Despite all the buildup, the NFL draft is a largely inconsequential carnival that we only bother with because we’re desperate for football. The Super Bowl was three long months ago, and we need to feed the beast. But that doesn’t mean we have to subject ourselves to this waste of time. The issue with the draft is that the results are known ahead of time. Not the picks themselves (though that’s often the case with the top players) but the general results. There’s virtually no chance your team will land a franchise-changing player, and if it does, you won’t know it on draft day. Meanwhile, there’s a 100 percent chance your team lands a handful of solid contributors who fill holes on its roster. There’s your draft recap.
And yet, millions of fans will watch. Some will even attend in person. But why? It’s not like anyone involved with the draft knows what they’re doing. According to an analysis from a few years ago, the draft is a total crapshoot. Teams are essentially equal because no one really knows which players will succeed and fail in the NFL. They can make guesses and follow hunches. They can tabulate combine numbers and college stats. But beyond a few sure things, no player is a sure thing in the NFL. And even the “sure things” aren’t always as sure of a thing as we think.
Part of the problem is that the college and pro games are so different now that NFL teams are left scratching their heads when watching college players. As the Wall Street Journal explains it, the proliferation of the spread offense in the amateur game makes it difficult to evaluate players for the NFL style of play. With game tape largely useless, teams rely more and more on combine performances, physical attributes and pro days held around the country.

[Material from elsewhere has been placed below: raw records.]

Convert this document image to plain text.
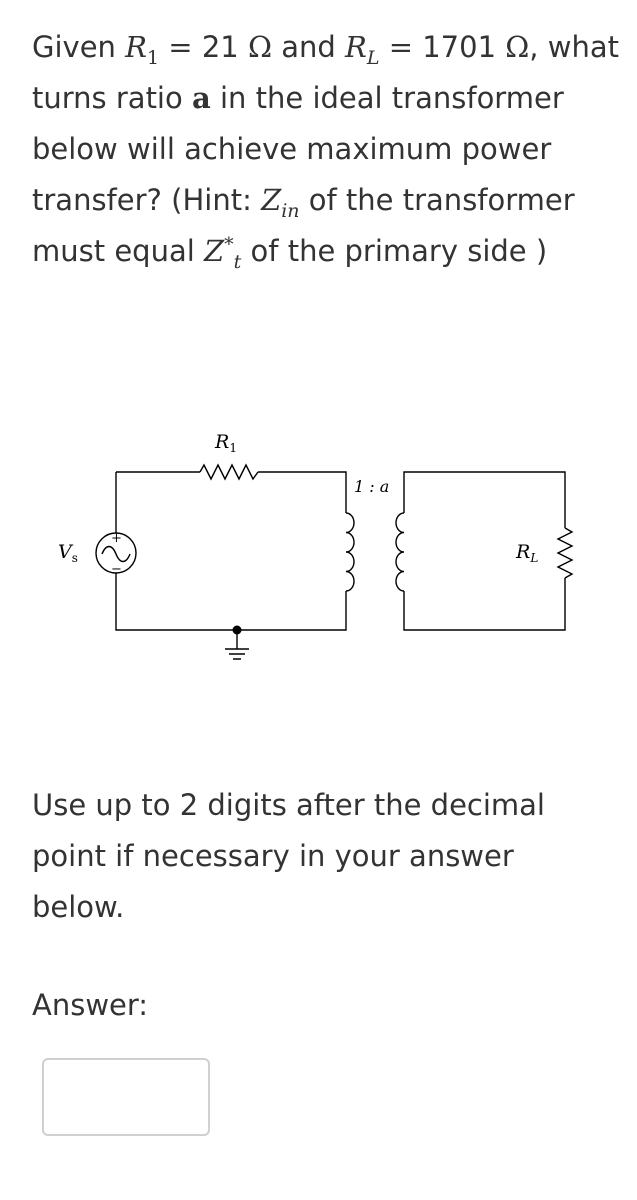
Given $R_1 = 21$ Ω and $R_L = 1701$ Ω, what turns ratio a in the ideal transformer below will achieve maximum power transfer? (Hint: $Z_{in}$ of the transformer must equal $Z^*_t$ of the primary side )
$R_1$
1 : a
$V_s$
+
−
$R_L$
Use up to 2 digits after the decimal point if necessary in your answer below.
Answer:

They crunch these numbers as best as they can and emerge with the kind of inefficient evaluations that result in two receivers going off the board before Odell Beckham, Jr. last year and Eddie Lacy lasting well into the second round the year before . It’s the tedious foreplay to the unremarkable intercourse that is the draft.
Just last year, Teddy Bridgewater’s small hands “freaked out” one NFL Scout. Forget the big numbers and gutsy performances the former Louisville quarterback put up in college, his puny paws, along with a less-than-impressive pro day, sent him careening down draft boards. This is the reality of the NFL draft. The games you play in front of rabid fans are less important than the drills you perform in front of clipboard toting polo shirts. And so Bridgewater, whose hands are only an eighth of an inch smaller than Aaron Rodgers hands, fell all the way to the end of the first round. Then, in his rookie year, he emerged as the Vikings quarterback of the future while completing 64 percent of his passes. And now, the nonsense icing on the dear-god-this-is-stupid cake: Winston, the consensus number one pick, has small hands too.
If you want to watch the NFL draft, that’s your decision. Fans are going fan. I get that. But before you commit, ask yourself if you really want to spend 84 hours over the next three days listening to Mike Mayock ramble on about players that will be largely inconsequential in the NFL. If so, you’re a true—and completely insane—fan.